Retaliation: Most states bend over backwards to protect the employment rights of injured employees. Any termination following the filing of a comp claim usually places a high burden of proof on the employer to demonstrate that the termination was not retaliation. In Massachusetts, for example, any termination within one full year of a claim being filed is presumed to be retaliation, with the burden of proof on the employer. Not so in Missouri. If an employee who has filed a claim is subsequently terminated for “misconduct,” all TTD and TPD benefits are also terminated.
The Burden Of Aging
The toughest parts of the new law have important implications for older workers. Sec. 287.067.3 of the revised statute reads:

Ordinary, gradual deterioration or progressive degeneration of the body caused by aging or by the normal activities of day-to-day living shall not be compensable.

We have frequently blogged the implications of an aging workforce, not just for workers comp, but for human resource management in general. We know that older workers are more at risk for specific injuries – rotator cuffs being the prime example, with knees and lower backs not far behind. With this language in the statute, Missouri has opened the door to denying claims that would be acceptable in literally every other jurisdiction in America. Indeed, you could make a case that rotator cuff injuries are almost always age related. So when a 55 year old sheet rock worker blows out his shoulder, what is Missouri going to do – deny the claim based upon age?

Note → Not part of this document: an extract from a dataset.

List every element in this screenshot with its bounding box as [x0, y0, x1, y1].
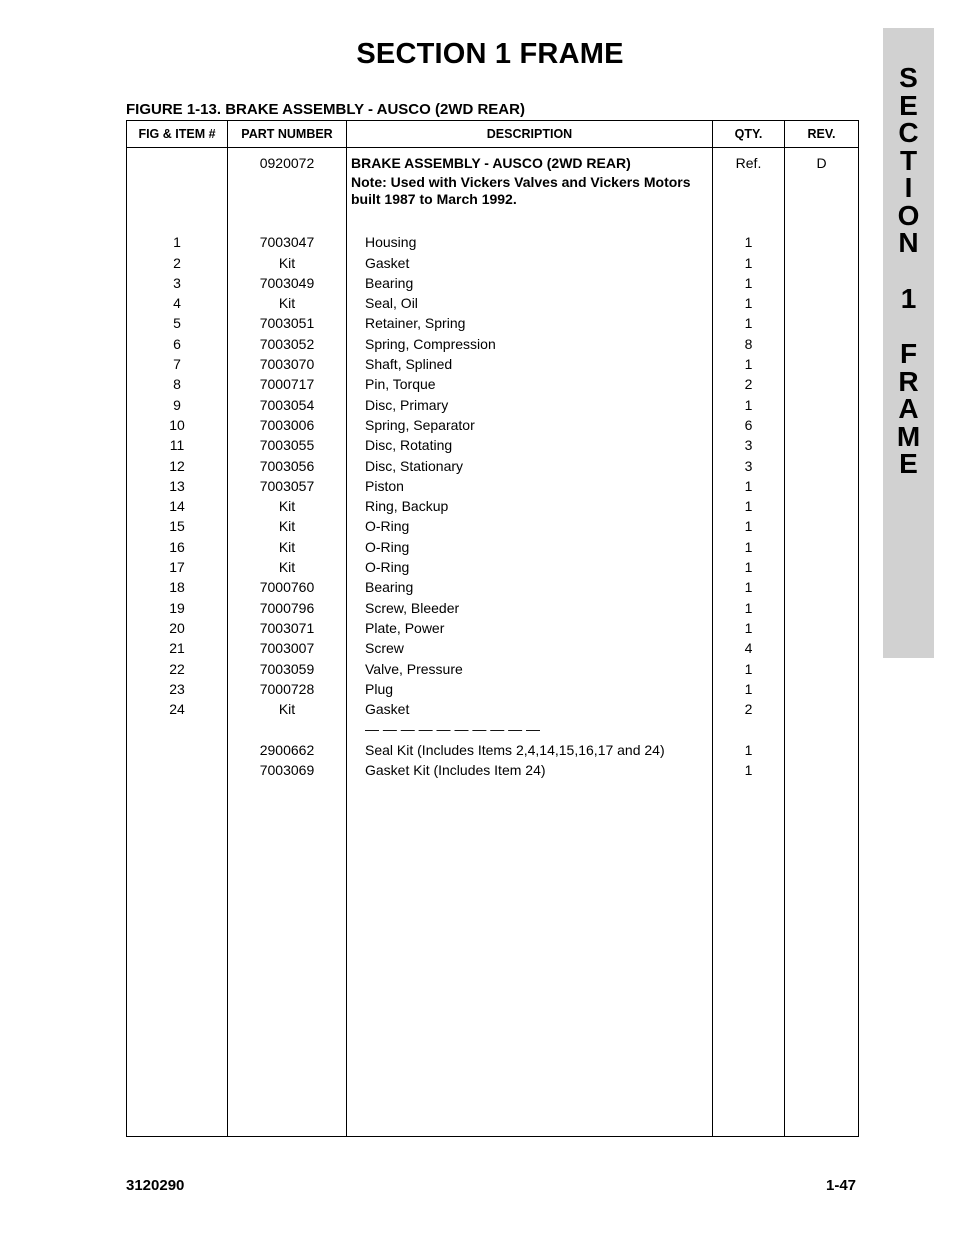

Let’s take it a little further. The statute raises the issue of “idiopathic” conditions and states that they are not compensable. Work must be the “prevailing factor” in causing both the resulting medical condition and the disability. So how will they deal with the diabetic whose foot is crushed by a forklift? Who will pay for the medically necessary amputation? If my asthma causes a severe reaction to dust in the workplace, am I on my own for treatment? Suffer a Heart attack at work? In Missouri, this will almost never be considered “work related.” In every other jurisdiction, comp requires employers (and insurers) to take people “as they are.” In Missouri, payers now apparently have an invitation to separate out work and non-work factors. I may be a sceptic, but I simply cannot see how they can do this fairly.
Missouri’s new statute has upped the ante in defining what is work-related. They have moved the standard from “substantially” work related (a third or more) to “prevailing” – work must be at least half the cause of the injury. It reminds me of discussions in the 1990s about mental health claims. Most states now require that work be the “predominant cause” of any mental disorders before the situation becomes compensable. By using virtually the same standard for physical problems, Missouri is moving into unchartered territory. The full weight of reform has fallen on the backs of Missouri workers. Not exactly “the Missouri compromise.”